Other types of opioid receptor have been proposed on the basis of pharmacological properties that appeared incompatible with the well-defined features of μ, δ and κ receptors. These novel opioid receptor types include a β-endorphin-sensitive 'epsilon' (ε) receptor [46], a 'zeta' (ζ) receptor [50] and a high-affinity binding site referred to as the 'lambda' (λ) site [14]. Recently, a zeta receptor gene encoding a protein of 580aa has been identified, based on the high affinity of the expressed protein for [Met5]enkephalin [51]. This receptor does not have any sequence homology with μ, δ and κ opioid receptors, but binding of [Met5]enkephalin to the cloned receptor was inhibited by a high concentration of naltrexone (1μM). No additional binding affinity measures are available. It is proposed that this receptor regulates cell growth; further work is required to confirm the physiological roles of this protein and its relationship to the OP group of receptors. The epsilon and lambda receptors have not been cloned or sequenced to date. Extensive studies conducted to identify additional opioid receptor genes homologous to the μ, δ and κ receptors have met with little success, suggesting that new genes that are structural homologues of the above proposed receptor types are unlikely to be found. The unusual functional properties of the epsilon and lambda receptors might be associated with proteins encoded by non-homologous genes, or with tissue-specific alternative mRNA processing or post-translational modification of the protein products derived from the MOP, DOP, KOP or NOP receptor genes.

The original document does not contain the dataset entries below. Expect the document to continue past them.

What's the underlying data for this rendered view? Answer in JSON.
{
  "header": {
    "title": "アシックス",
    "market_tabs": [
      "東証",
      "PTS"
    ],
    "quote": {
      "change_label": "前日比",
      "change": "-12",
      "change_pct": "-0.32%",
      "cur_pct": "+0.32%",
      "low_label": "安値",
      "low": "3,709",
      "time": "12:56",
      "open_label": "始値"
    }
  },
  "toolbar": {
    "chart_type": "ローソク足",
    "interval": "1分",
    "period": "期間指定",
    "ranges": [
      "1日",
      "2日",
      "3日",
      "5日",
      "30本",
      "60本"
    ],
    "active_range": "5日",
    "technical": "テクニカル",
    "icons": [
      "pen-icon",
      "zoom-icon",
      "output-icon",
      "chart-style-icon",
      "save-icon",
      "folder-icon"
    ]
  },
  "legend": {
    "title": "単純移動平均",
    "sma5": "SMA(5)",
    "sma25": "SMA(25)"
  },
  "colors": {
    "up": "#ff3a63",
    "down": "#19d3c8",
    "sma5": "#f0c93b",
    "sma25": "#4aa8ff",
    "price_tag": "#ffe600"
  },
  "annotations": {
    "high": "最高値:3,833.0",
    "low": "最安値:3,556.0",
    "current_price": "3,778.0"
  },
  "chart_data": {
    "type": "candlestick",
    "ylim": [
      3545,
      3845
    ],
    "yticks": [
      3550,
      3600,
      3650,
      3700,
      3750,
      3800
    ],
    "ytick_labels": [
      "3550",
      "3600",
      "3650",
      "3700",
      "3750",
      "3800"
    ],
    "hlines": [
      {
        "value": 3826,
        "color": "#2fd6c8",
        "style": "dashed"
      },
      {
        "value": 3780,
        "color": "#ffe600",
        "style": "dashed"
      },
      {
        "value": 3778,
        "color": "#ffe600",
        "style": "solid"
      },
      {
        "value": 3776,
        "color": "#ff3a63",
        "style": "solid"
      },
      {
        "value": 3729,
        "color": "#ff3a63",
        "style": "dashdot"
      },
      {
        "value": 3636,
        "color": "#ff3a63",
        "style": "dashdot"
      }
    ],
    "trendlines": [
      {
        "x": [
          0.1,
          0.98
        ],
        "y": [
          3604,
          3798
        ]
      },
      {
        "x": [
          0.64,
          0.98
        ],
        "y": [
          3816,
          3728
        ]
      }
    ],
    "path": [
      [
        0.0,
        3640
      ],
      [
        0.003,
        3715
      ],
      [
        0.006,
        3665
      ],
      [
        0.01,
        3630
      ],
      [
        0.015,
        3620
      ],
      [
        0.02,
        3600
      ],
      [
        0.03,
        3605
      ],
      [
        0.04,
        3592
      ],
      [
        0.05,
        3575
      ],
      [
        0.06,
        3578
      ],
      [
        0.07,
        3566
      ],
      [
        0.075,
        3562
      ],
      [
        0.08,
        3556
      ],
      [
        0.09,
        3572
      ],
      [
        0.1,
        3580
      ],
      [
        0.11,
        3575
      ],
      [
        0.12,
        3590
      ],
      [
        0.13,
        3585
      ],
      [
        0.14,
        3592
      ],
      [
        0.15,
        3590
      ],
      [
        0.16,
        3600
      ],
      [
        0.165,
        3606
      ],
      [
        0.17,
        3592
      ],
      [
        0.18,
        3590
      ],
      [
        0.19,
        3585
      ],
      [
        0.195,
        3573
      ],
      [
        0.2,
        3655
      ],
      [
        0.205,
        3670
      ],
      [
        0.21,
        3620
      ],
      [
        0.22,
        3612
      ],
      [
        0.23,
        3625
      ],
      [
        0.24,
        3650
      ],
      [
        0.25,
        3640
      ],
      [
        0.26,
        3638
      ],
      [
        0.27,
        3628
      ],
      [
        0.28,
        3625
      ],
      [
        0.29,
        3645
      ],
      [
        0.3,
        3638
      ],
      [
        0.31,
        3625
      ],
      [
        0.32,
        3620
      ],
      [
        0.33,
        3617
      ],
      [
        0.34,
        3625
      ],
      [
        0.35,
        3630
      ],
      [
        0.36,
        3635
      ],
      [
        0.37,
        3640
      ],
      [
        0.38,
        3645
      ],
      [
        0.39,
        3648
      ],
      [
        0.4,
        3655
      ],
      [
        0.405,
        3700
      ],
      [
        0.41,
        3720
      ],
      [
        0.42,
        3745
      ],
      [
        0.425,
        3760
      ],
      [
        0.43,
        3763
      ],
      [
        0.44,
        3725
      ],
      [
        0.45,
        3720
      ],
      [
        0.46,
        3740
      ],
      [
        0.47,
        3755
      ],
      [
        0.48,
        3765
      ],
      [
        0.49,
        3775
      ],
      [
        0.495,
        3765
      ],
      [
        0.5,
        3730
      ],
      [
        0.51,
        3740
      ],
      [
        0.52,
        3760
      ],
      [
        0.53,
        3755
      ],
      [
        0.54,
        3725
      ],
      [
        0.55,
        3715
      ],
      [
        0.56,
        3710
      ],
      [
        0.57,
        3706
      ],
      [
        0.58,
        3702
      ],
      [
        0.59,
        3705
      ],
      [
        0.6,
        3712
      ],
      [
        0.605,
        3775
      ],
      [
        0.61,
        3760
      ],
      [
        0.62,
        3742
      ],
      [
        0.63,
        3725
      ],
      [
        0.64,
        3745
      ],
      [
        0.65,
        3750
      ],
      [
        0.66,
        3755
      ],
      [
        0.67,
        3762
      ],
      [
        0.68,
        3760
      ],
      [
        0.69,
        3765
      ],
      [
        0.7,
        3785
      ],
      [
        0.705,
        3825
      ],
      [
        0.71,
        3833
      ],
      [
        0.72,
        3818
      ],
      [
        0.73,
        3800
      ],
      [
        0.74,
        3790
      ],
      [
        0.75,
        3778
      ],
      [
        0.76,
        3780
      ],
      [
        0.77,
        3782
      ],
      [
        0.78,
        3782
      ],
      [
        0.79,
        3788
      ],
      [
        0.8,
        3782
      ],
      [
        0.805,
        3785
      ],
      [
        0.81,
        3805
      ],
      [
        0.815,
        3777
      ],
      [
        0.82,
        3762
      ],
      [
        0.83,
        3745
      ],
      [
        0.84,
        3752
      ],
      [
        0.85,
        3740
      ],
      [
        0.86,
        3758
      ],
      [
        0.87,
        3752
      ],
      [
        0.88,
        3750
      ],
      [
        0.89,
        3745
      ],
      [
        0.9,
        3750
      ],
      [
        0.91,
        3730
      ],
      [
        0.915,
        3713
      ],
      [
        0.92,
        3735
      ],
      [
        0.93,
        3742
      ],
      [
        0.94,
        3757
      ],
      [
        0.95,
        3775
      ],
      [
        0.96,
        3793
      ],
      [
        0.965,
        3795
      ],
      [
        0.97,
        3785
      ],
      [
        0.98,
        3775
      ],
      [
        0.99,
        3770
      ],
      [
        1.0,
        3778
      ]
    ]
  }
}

There is also speculation that subtypes of the μ, δ and κ receptors may exist (see data tables). Again, there is no evidence suggesting that these subtypes are the products of additional opioid receptor genes. The possible roles of alternative mRNA splicing or post-translational processing remain to be determined. The presence of alternative forms of the μ receptor gene transcript has been established; it is unclear if the function of the receptor proteins expressed by the alternate transcript forms differ significantly but they may differ with respect to rates of internalization and/or recycling [23].

It is also possible that the cellular environment in which a receptor gene is expressed influences the function of the gene product in a tissue- and stimulus-specific manner. Like other GPCRs, OP receptors are subject to agonist-activated phosphorylation by G-protein receptor kinases, and recruitment of a β-arrestin, possibly activarting alternative signaling pathways [25] and leading ultimately to receptor internalization followed by degradation or recycling back to the plasma membrane [24]. OP receptors and associated G proteins may also interact with RGS proteins [48]. The properties of OP receptors in functioning cells are likely to be determined in part by their recent history of activation and association with other membrane proteins. Recent studies have demonstrated that opioid receptors, like other G protein-coupled receptors, can form functional homo- or heterodimers when co-expressed in cells in culture [10]. The functional properties of the heterodimeric forms differ significantly from the properties of either monomer form expressed separately [18]. The potential for the formation of many different forms of OP receptor-protein complexes, possibly varying in prevalence among different cell types, raises the possibility that the each complex may exhibit a unique profile of ligand selectivity and transduction pathway activation. It remains to be determined if the pharmacological evidence for opioid receptor subtypes will eventually be fully or partly explained by the presence of many different forms of OP receptor-membrane protein complexes, including but not limited to OP receptor homo- and heterodimers.